“Sirāt” d’Óliver Laxe

Prix du Jury et Prix Cannes Soundtrack au dernier Festival de Cannes, le film “Sirāt” se présente comme un survival désertique sidérant, changeant le regard sur la rave culture et ses adeptes. Interview croisée entre son réalisateur Óliver Laxe et son compositeur Kangding Ray qui offrent avec ce long-métrage atypique un rôle inédit à l’univers de la techno.

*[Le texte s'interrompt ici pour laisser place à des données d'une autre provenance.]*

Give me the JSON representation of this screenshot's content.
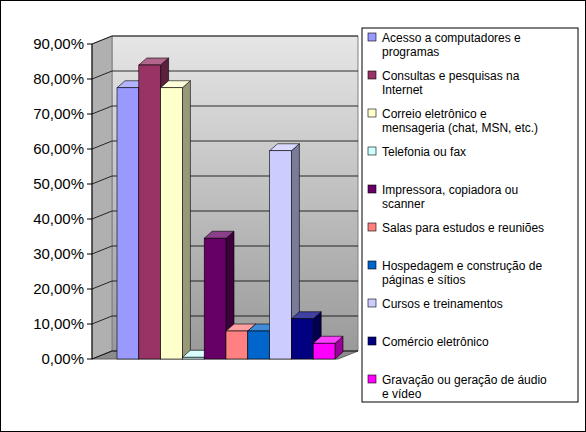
{
  "chart_data": {
    "type": "bar",
    "categories": [
      null
    ],
    "series": [
      {
        "name": "Acesso a computadores e programas",
        "color": "#9999ff",
        "values": [
          77.5
        ]
      },
      {
        "name": "Consultas e pesquisas na Internet",
        "color": "#993366",
        "values": [
          84
        ]
      },
      {
        "name": "Correio eletrônico e mensageria (chat, MSN, etc.)",
        "color": "#ffffcc",
        "values": [
          77.5
        ]
      },
      {
        "name": "Telefonia ou fax",
        "color": "#ccffff",
        "values": [
          0.5
        ]
      },
      {
        "name": "Impressora, copiadora ou scanner",
        "color": "#660066",
        "values": [
          34.5
        ]
      },
      {
        "name": "Salas para estudos e reuniões",
        "color": "#ff8080",
        "values": [
          8
        ]
      },
      {
        "name": "Hospedagem e construção de páginas e sítios",
        "color": "#0066cc",
        "values": [
          8
        ]
      },
      {
        "name": "Cursos e treinamentos",
        "color": "#ccccff",
        "values": [
          59.5
        ]
      },
      {
        "name": "Comércio eletrônico",
        "color": "#000080",
        "values": [
          11.5
        ]
      },
      {
        "name": "Gravação ou geração de áudio e vídeo",
        "color": "#ff00ff",
        "values": [
          4.5
        ]
      }
    ],
    "ylim": [
      0,
      90
    ],
    "yticks": [
      {
        "value": 0,
        "label": "0,00%"
      },
      {
        "value": 10,
        "label": "10,00%"
      },
      {
        "value": 20,
        "label": "20,00%"
      },
      {
        "value": 30,
        "label": "30,00%"
      },
      {
        "value": 40,
        "label": "40,00%"
      },
      {
        "value": 50,
        "label": "50,00%"
      },
      {
        "value": 60,
        "label": "60,00%"
      },
      {
        "value": 70,
        "label": "70,00%"
      },
      {
        "value": 80,
        "label": "80,00%"
      },
      {
        "value": 90,
        "label": "90,00%"
      }
    ],
    "grid": true,
    "legend": "right"
  }
}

Succès surprise en Espagne et potentiel outsider aux Oscars dans la course desquels le vendeur international Neon a décidé de le lancer, Sirāt (Prix du jury au dernier festival de Cannes), arrive dans les salles françaises avec les armes d’une possible sensation de la rentrée. On y découvre en premier lieu une free party au cœur du désert marocain. Un père y cherche sa fille disparue, accompagné de son fils plus jeune. Après une dispersion par l’armée, et tandis que gronde au loin la rumeur d’une troisième guerre mondiale, ils décident brutalement de suivre un convoi de travellers à la recherche d’une seconde teuf où se cache peut-être la prisonnière du désert. Dans les montagnes désolées du Sahara occidental les attend un rendez-vous aux confins de la vie et de la mort. Tout le long, c’est la techno qui accompagne le convoi, transcende le voyage, déploie les scènes les plus intenses et fait vibrer tout le film comme rarement cette musique avait pu le faire jusqu’ici. Récompensé d’un prix Cannes Soundtrack en mai dernier, le musicien David Letellier, alias Kangding Ray, basé à Berlin, a bien voulu rejoindre Óliver Laxe pour regarder avec nous sous le capot de cette expérience effarante.

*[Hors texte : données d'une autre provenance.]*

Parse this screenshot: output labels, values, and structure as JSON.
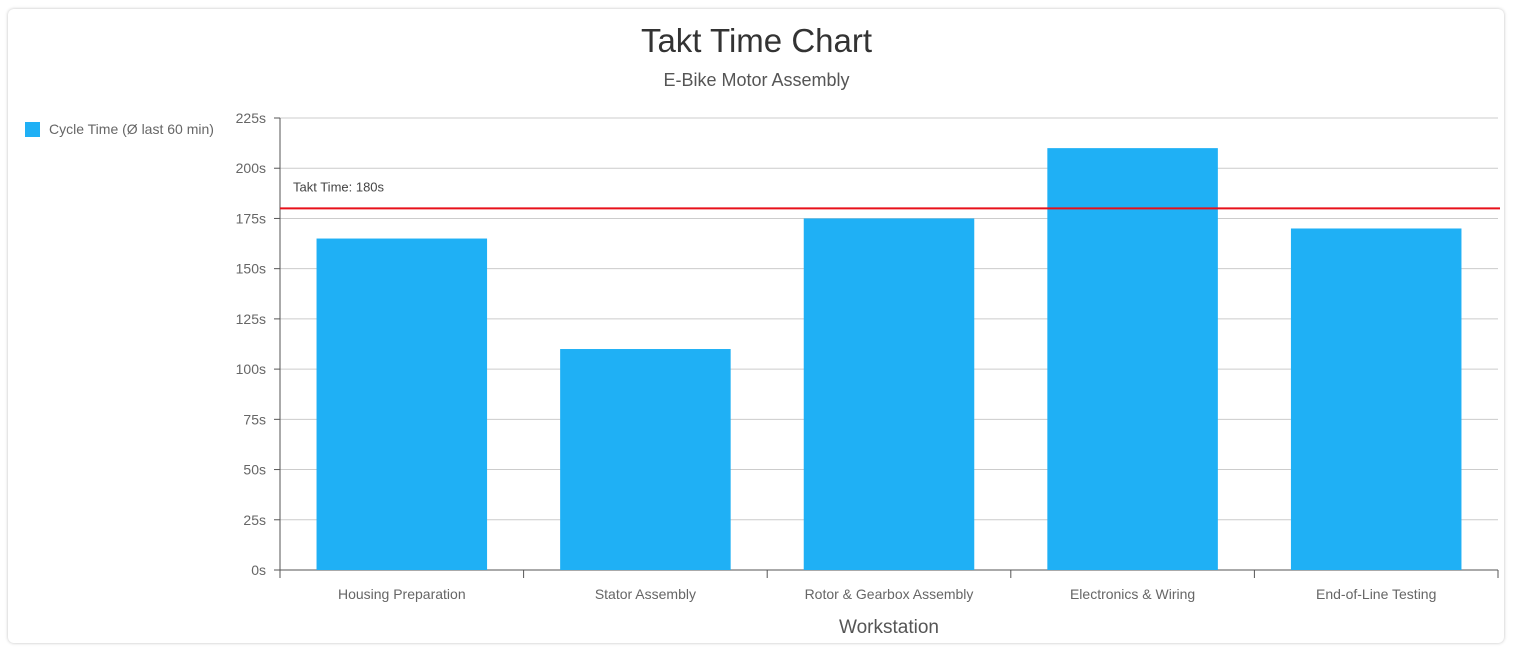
{
  "header": {
    "title": "Takt Time Chart",
    "subtitle": "E-Bike Motor Assembly"
  },
  "legend": {
    "label": "Cycle Time (Ø last 60 min)",
    "position": "left"
  },
  "colors": {
    "bar": "#1fb0f5",
    "takt_line": "#e8101a",
    "grid": "#cccccc",
    "axis": "#555555",
    "tick_text": "#666666"
  },
  "takt": {
    "value": 180,
    "label": "Takt Time: 180s"
  },
  "chart_data": {
    "type": "bar",
    "title": "Takt Time Chart",
    "subtitle": "E-Bike Motor Assembly",
    "xlabel": "Workstation",
    "ylabel": "",
    "categories": [
      "Housing Preparation",
      "Stator Assembly",
      "Rotor & Gearbox Assembly",
      "Electronics & Wiring",
      "End-of-Line Testing"
    ],
    "series": [
      {
        "name": "Cycle Time (Ø last 60 min)",
        "values": [
          165,
          110,
          175,
          210,
          170
        ]
      }
    ],
    "ylim": [
      0,
      225
    ],
    "yticks": [
      0,
      25,
      50,
      75,
      100,
      125,
      150,
      175,
      200,
      225
    ],
    "ytick_labels": [
      "0s",
      "25s",
      "50s",
      "75s",
      "100s",
      "125s",
      "150s",
      "175s",
      "200s",
      "225s"
    ],
    "grid": true,
    "legend_placement": "left",
    "reference_line": {
      "value": 180,
      "label": "Takt Time: 180s"
    }
  }
}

Mixte. On parle beaucoup autour du film de culture rave, de techno… des termes très généraux qui veulent un peu tout et rien dire. Pouvez-vous définir plus spécifiquement la musique que l’on entend dans “Sirāt” ?
Kangding Ray. Il faut distinguer le style de musique et le milieu de la fête qui est représenté, et qui est la free party. La techno est présente dans cette culture et ce style de vie, mais aussi dans d’autres endroits très différents, comme des clubs, ou même des choses très commerciales. La free party est l’expression la plus brute, la plus indépendante et la plus hors système de cette musique. Les travellers sont attachés à ces distinctions car ils ne veulent pas être assimilés à des modes de vie plus mainstream. Quant à ma musique, je dirais que c’est une techno un peu cinématique, expérimentale, peut-être aussi brute, parfois sombre, parfois chargée de lumière.

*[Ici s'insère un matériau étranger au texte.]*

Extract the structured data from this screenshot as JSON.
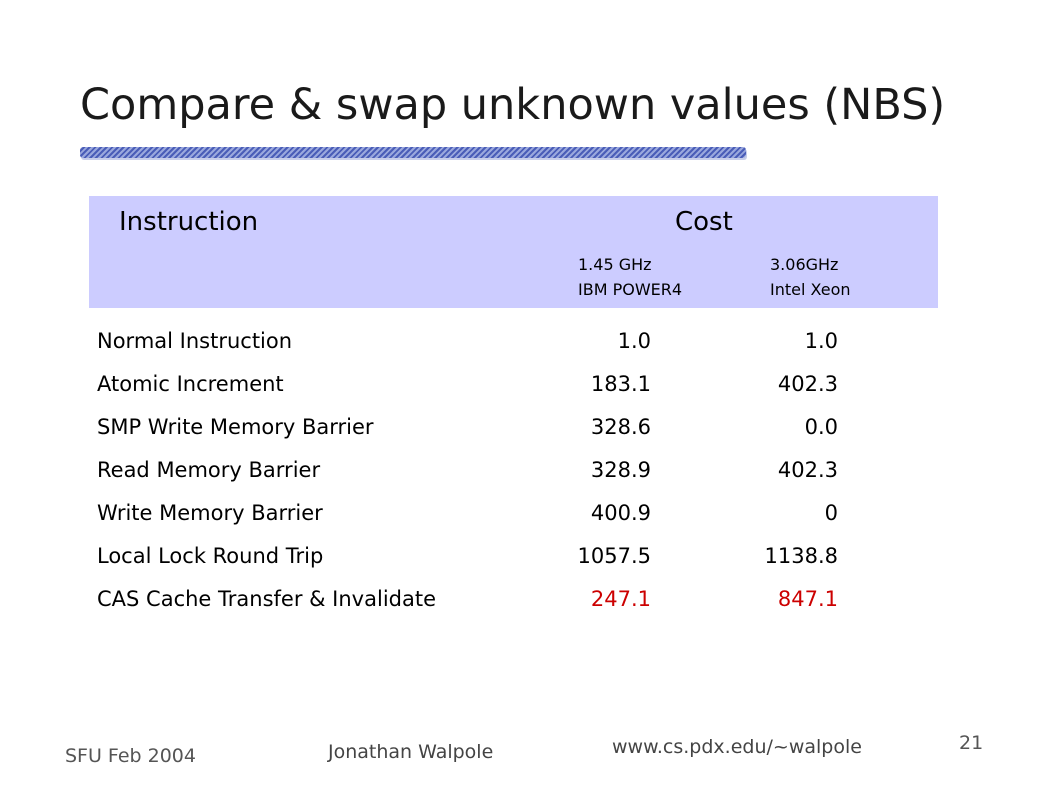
{
  "slide": {
    "title": "Compare & swap unknown values (NBS)"
  },
  "table": {
    "header": {
      "instruction": "Instruction",
      "cost": "Cost",
      "machines": [
        {
          "speed": "1.45 GHz",
          "name": "IBM POWER4"
        },
        {
          "speed": "3.06GHz",
          "name": "Intel Xeon"
        }
      ]
    },
    "rows": [
      {
        "name": "Normal Instruction",
        "v1": "1.0",
        "v2": "1.0"
      },
      {
        "name": "Atomic Increment",
        "v1": "183.1",
        "v2": "402.3"
      },
      {
        "name": "SMP Write Memory Barrier",
        "v1": "328.6",
        "v2": "0.0"
      },
      {
        "name": "Read Memory Barrier",
        "v1": "328.9",
        "v2": "402.3"
      },
      {
        "name": "Write Memory Barrier",
        "v1": "400.9",
        "v2": "0"
      },
      {
        "name": "Local Lock Round Trip",
        "v1": "1057.5",
        "v2": "1138.8"
      },
      {
        "name": "CAS Cache Transfer & Invalidate",
        "v1": "247.1",
        "v2": "847.1",
        "highlight": true
      }
    ]
  },
  "footer": {
    "date": "SFU Feb 2004",
    "author": "Jonathan Walpole",
    "url": "www.cs.pdx.edu/~walpole",
    "page": "21"
  },
  "colors": {
    "header_background": "#ccccff",
    "highlight_text": "#cc0000",
    "title_rule": "#4a5db8"
  }
}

Óliver Laxe. Le voyage que j’ai voulu proposer au spectateur est un voyage où la musique au début est beaucoup plus tribale, ancrée dans la terre avec le kick, puis suivie d’une chute dans la nuit, d’une chute dans l’obscurité. Ces couches de bad trip que l’on ajoutait allaient ensuite rester, alors que le kick allait partir. C’est une musique un peu tribale, qui peut se rapprocher des musiques traditionnelles que l’on retrouve partout dans le monde, et qui ont pour moi un lien évident avec la teuf. Donc à mesure que le film avance, on glisse vers l’ambient, on laisse la techno de côté. Il y a moins de mélodie, en même temps qu’il y a moins de narration.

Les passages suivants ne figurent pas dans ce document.